Berkat kegigihan Shinta Ratri serta bantuan dari berbagai lembaga, bahkan dukungan dari perguruan tinggi agama Islam dan sekolah ilmu Al-Quran, pondok pesantren waria Al-Fatah masih tetap eksis dalam melaksanakan kegiatan keagamaan hingga saat ini meski mengalami berbagai penolakan oleh beberapa kelompok masyarakat.
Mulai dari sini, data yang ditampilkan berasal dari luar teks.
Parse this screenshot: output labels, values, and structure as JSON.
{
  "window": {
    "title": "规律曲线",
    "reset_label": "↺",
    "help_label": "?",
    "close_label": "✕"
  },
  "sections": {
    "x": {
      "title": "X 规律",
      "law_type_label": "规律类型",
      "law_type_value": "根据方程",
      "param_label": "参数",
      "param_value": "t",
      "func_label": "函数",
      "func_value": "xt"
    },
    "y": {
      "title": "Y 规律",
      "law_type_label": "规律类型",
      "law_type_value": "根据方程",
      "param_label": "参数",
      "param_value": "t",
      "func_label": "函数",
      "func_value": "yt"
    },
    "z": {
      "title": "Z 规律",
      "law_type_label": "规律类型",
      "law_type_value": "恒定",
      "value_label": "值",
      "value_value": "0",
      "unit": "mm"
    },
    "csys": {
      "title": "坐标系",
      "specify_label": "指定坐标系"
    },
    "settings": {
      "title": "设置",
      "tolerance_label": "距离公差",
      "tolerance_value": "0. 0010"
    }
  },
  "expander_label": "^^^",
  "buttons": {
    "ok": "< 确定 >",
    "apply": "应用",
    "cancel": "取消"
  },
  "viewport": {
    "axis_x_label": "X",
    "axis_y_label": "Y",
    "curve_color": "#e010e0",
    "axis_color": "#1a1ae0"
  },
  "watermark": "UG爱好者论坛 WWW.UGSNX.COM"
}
Belum semua kalangan mampu menerima adanya perbedaan di tengah masyarakat. Diskriminasi masih menjadi persoalan serius terutama bagi negara multietnis dan multikultural seperti Indonesia. Bahkan di Kota Yogyakarta yang terkenal akan budaya keramahtamahannya ternyata masih memiliki persoalan diskriminasi tersebut.
“Kami membawa jargon
bahwa waria itu juga manusia yang punya hak untuk beribadah, karena menurut
kami Islam itu rahmatan lil alamin menjadi rahmat seluruh alam termasuk juga
kawan-kawan waria itu” imbuh Shinta Ratri.